Senate body finds flaws in new building bylaws, construction of additional storeys not being charged accordingly.


Azam Khan May 24, 2011

ISLAMABAD:


A parliamentary body on Monday found flaws in the Capital Development Authority’s (CDA) new building bylaws under which construction of additional floors on new buildings has been allowed. The panel also observed that CDA bore losses of billions of rupees over the year due to its “lax attitude” to recover money on such constructions.


The Senate Sub-Committee on Cabinet which met here on Monday with Senator Safdar Abbasi in the chair, was attended by CDA chairman to discuss the irregularities in recovering charges for extra-construction.

Earlier, Auditor General of Pakistan had made these findings public in its annual audit report.
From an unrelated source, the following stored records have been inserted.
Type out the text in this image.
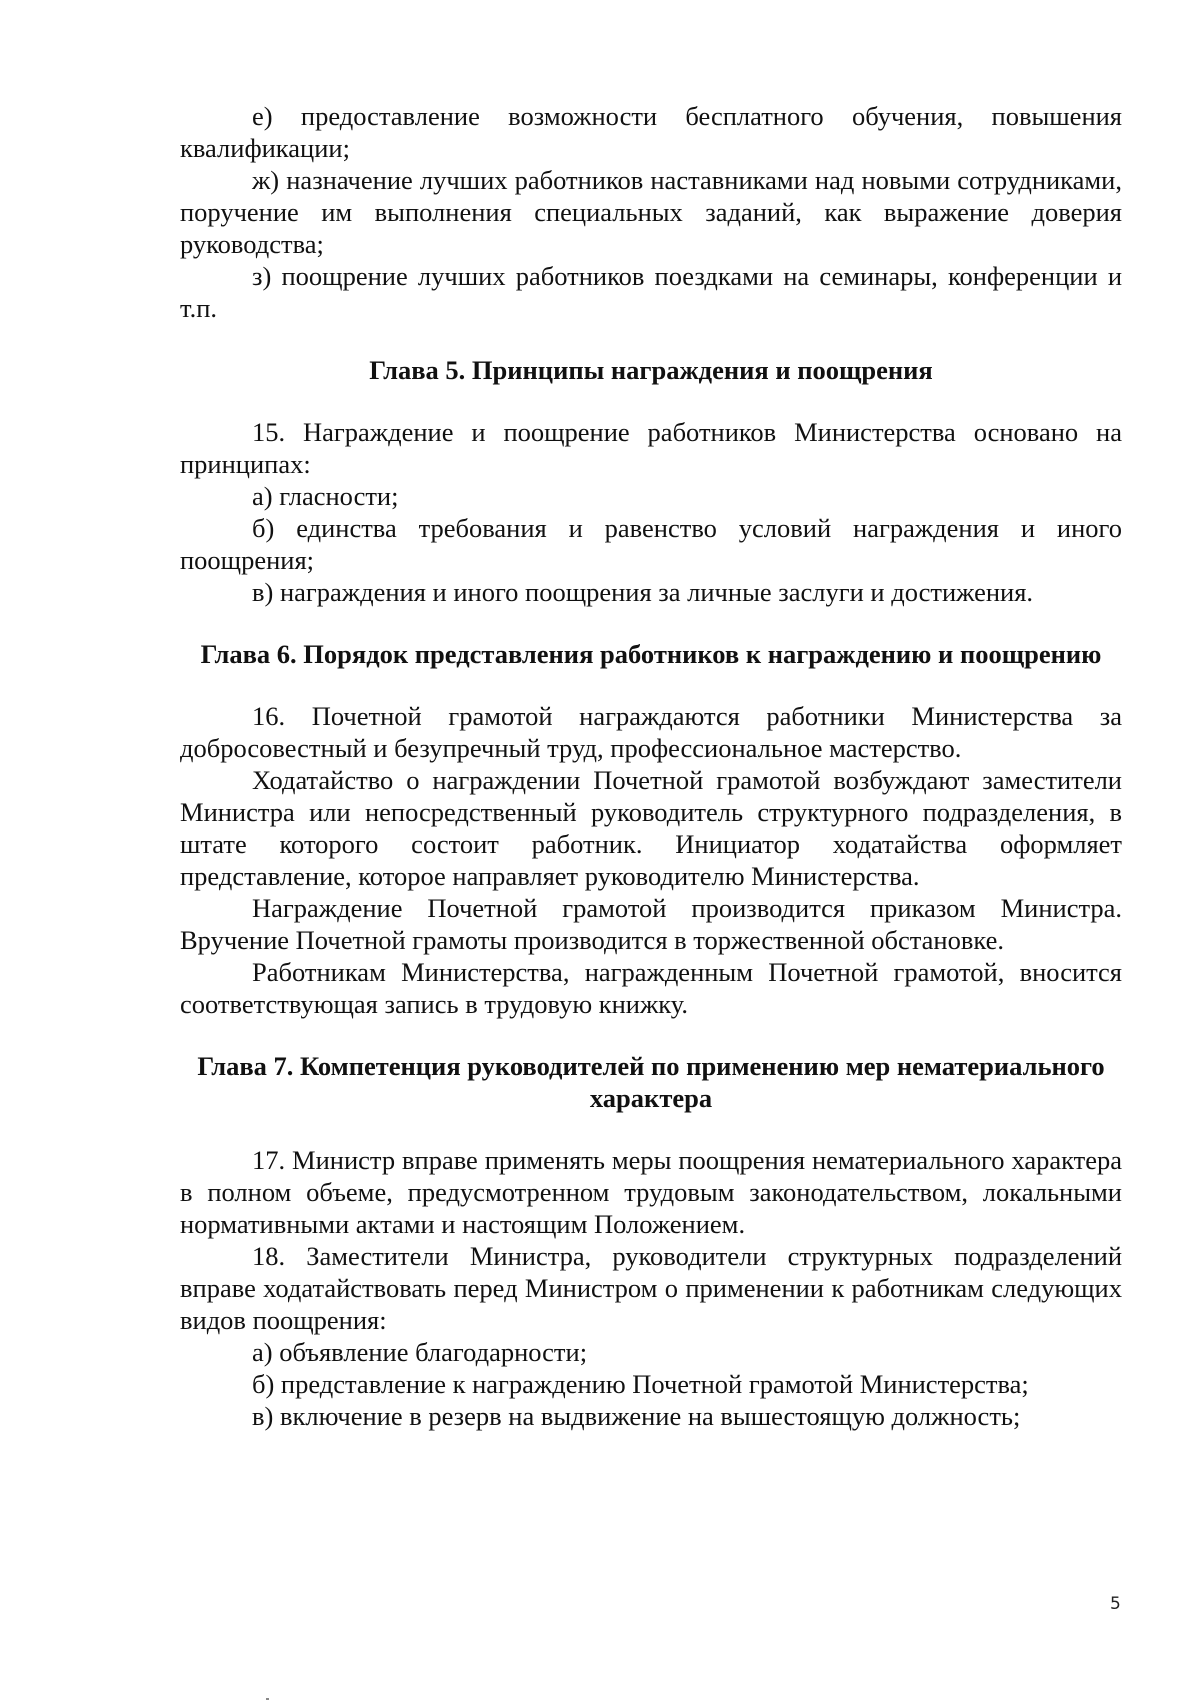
е) предоставление возможности бесплатного обучения, повышения квалификации;

ж) назначение лучших работников наставниками над новыми сотрудниками, поручение им выполнения специальных заданий, как выражение доверия руководства;

з) поощрение лучших работников поездками на семинары, конференции и т.п.

Глава 5. Принципы награждения и поощрения

15. Награждение и поощрение работников Министерства основано на принципах:

а) гласности;

б) единства требования и равенство условий награждения и иного поощрения;

в) награждения и иного поощрения за личные заслуги и достижения.

Глава 6. Порядок представления работников к награждению и поощрению

16. Почетной грамотой награждаются работники Министерства за добросовестный и безупречный труд, профессиональное мастерство.

Ходатайство о награждении Почетной грамотой возбуждают заместители Министра или непосредственный руководитель структурного подразделения, в штате которого состоит работник. Инициатор ходатайства оформляет представление, которое направляет руководителю Министерства.

Награждение Почетной грамотой производится приказом Министра. Вручение Почетной грамоты производится в торжественной обстановке.

Работникам Министерства, награжденным Почетной грамотой, вносится соответствующая запись в трудовую книжку.

Глава 7. Компетенция руководителей по применению мер нематериального характера

17. Министр вправе применять меры поощрения нематериального характера в полном объеме, предусмотренном трудовым законодательством, локальными нормативными актами и настоящим Положением.

18. Заместители Министра, руководители структурных подразделений вправе ходатайствовать перед Министром о применении к работникам следующих видов поощрения:

а) объявление благодарности;

б) представление к награждению Почетной грамотой Министерства;

в) включение в резерв на выдвижение на вышестоящую должность;

5
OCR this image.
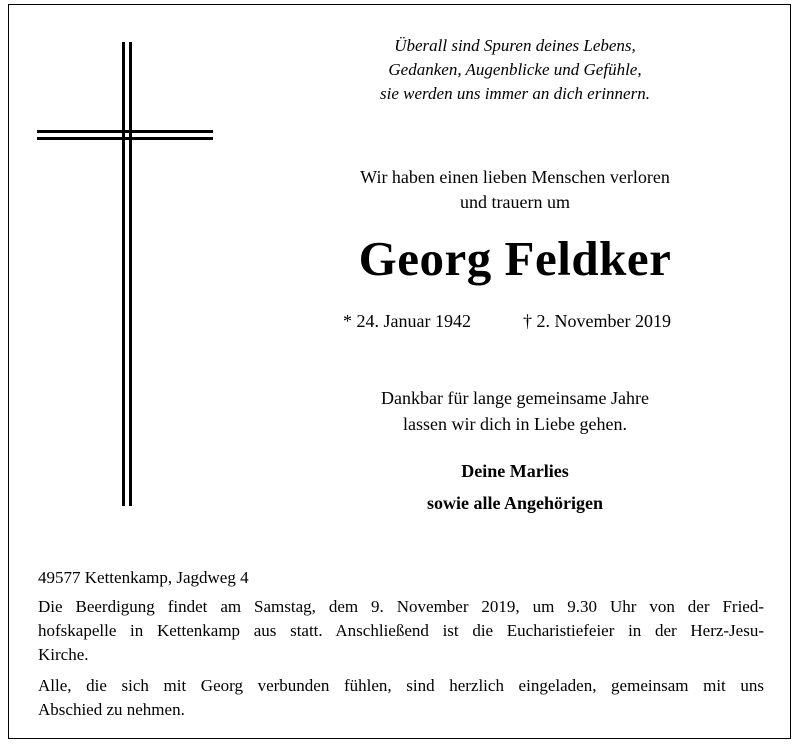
Überall sind Spuren deines Lebens,
Gedanken, Augenblicke und Gefühle,
sie werden uns immer an dich erinnern.
Wir haben einen lieben Menschen verloren
und trauern um
Georg Feldker
* 24. Januar 1942	† 2. November 2019
Dankbar für lange gemeinsame Jahre
lassen wir dich in Liebe gehen.
Deine Marlies
sowie alle Angehörigen
49577 Kettenkamp, Jagdweg 4
Die Beerdigung findet am Samstag, dem 9. November 2019, um 9.30 Uhr von der Fried-
hofskapelle in Kettenkamp aus statt. Anschließend ist die Eucharistiefeier in der Herz-Jesu-
Kirche.
Alle, die sich mit Georg verbunden fühlen, sind herzlich eingeladen, gemeinsam mit uns
Abschied zu nehmen.
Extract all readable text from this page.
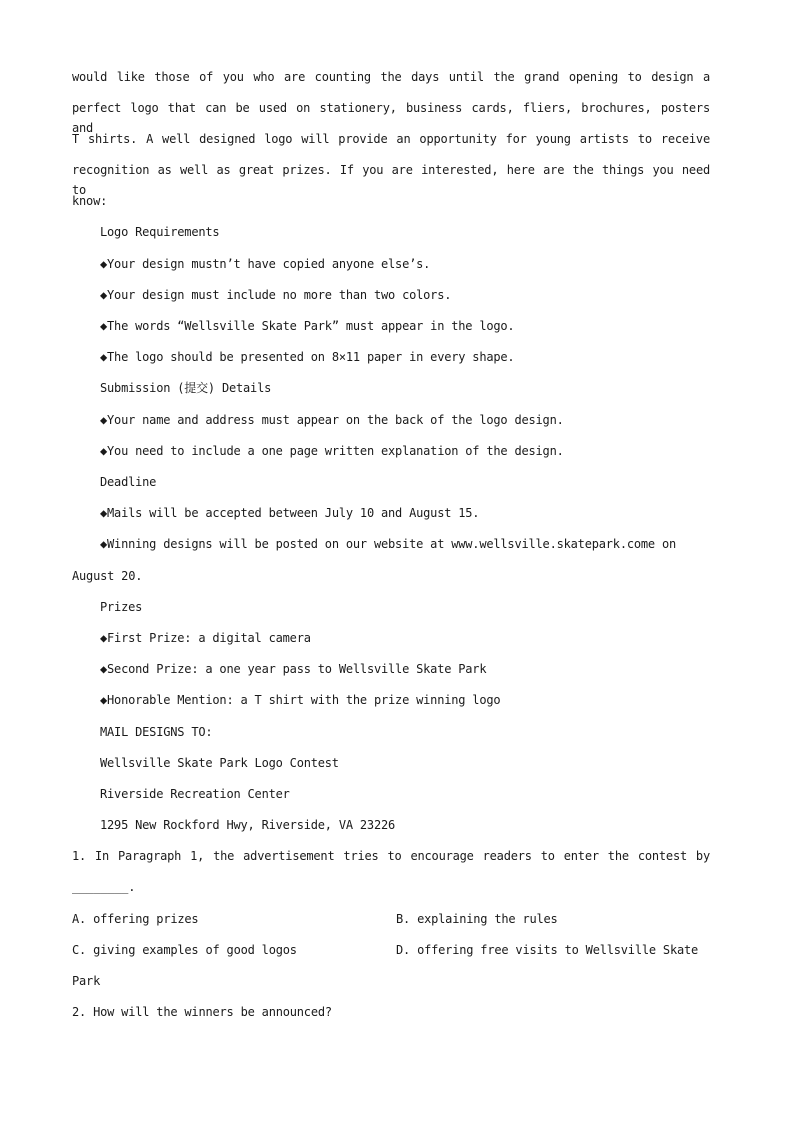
would like those of you who are counting the days until the grand opening to design a
perfect logo that can be used on stationery, business cards, fliers, brochures, posters and
T shirts. A well designed logo will provide an opportunity for young artists to receive
recognition as well as great prizes. If you are interested, here are the things you need to
know:
Logo Requirements
◆ Your design mustn’t have copied anyone else’s.
◆ Your design must include no more than two colors.
◆ The words “Wellsville Skate Park” must appear in the logo.
◆ The logo should be presented on 8×11 paper in every shape.
Submission (提交) Details
◆ Your name and address must appear on the back of the logo design.
◆ You need to include a one page written explanation of the design.
Deadline
◆ Mails will be accepted between July 10 and August 15.
◆ Winning designs will be posted on our website at www.wellsville.skatepark.come on
August 20.
Prizes
◆ First Prize: a digital camera
◆ Second Prize: a one year pass to Wellsville Skate Park
◆ Honorable Mention: a T shirt with the prize winning logo
MAIL DESIGNS TO:
Wellsville Skate Park Logo Contest
Riverside Recreation Center
1295 New Rockford Hwy, Riverside, VA 23226
1. In Paragraph 1, the advertisement tries to encourage readers to enter the contest by
________.
A. offering prizes	B. explaining the rules
C. giving examples of good logos	D. offering free visits to Wellsville Skate
Park
2. How will the winners be announced?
The audit of the civic authority reveals that CDA bore losses of Rs340 million due to “short recovery” on account of additional storeys.

Citing an example, the AGP said that the civic agency did not recover dues for allowing construction of six additional storeys, from 4th to 10th on a plot measuring 21,000 sq.yards allotted to Pakistan Red Crescent Society. The auditor report says this resulted in non-recovery of Rs275.10 million. Clarifying the civic agency’s stance, an official had said that the society had applied for a waiver of extra charges, on the construction of additional floors. But sources informed the Express Tribune that the auditor insisted on recovery of the amount.

Moreover, the AGP noted that the civic agency’s Building Control Directorate neither removed nor penalised unauthorised construction of Petroleum House in G-5/2, KRL Building in G-9/1 and Federal Flood Commission in G-5/1. These constructions were made without prior approval of building plan and resulted in non-recovery of Rs14.45 million. Similarly, the approval of a building plan of a marriage hall at G-6 Markaz, construction on plot No 2-E and 3-J at I-9 Markaz and plot No 3-E at G-10 Markaz resulted in non-recovery of Rs12.10 million.

However, CDA chief Imtiaz Inayat Elahi told the sub-committee that irregularities were committed before his tenure and previously a total of 166 additional floors had been added to buildings in different sectors of the city. Around 117 of these have taken place with CDA’s approval and 49 have been built without it.

Of the 49 illegally constructed additional stories, 25 have already been legalised, while cases of the remaining are pending. The representatives of Islamabad Chambers of Commerce and Industries (ICCI) told the Senate panel that CDA did not announce a comprehensive policy due to which the pending cases could not be decided.

The committee expressed concern over a drastic reduction in the fee charged by the authority to allow additional constructions. Presently, construction of an additional storey on existing commercial buildings is allowed on payment of Rs2,700 per sq.yards in the I-8 and F sectors. The charges were Rs7,000 per square yards in 2002.

The rate for ‘G’ and ‘I’ sectors (except I-8) is Rs1,800 per sq.yards, against Rs4,000 earlier. Similarly, the charges to add an additional storey to a flat are Rs1,350 and Rs900 per sq.yards in F-11 and G-11, respectively.

The parliamentary panel observed that CDA’s building control, enforcement and designing wings have been “silent spectators” over the years, allowing construction of residential and commercial buildings without implementing the relevant bylaws.

According to the bylaws, “Any construction started/carried out without prior approval of the authority shall be liable to be removed at the risk and cost of the owner(s) or imposition of penalty as given in the rules.”

The Islamabad Residential Sectors Zoning (building bylaws) Regulations was revised in 2005 extending it to “all private and public land/plots in the Islamabad Capital Territory (ICT) except those in the Diplomatic Enclave or mentioned specifically.”

But despite having these powers, CDA is reluctant to take action against unapproved constructions, the parliamentary panel observed. The committee added that the situation is much alarming as CDA is not serious in pursuing the cases.

Published in The Express Tribune, May 24th, 2011.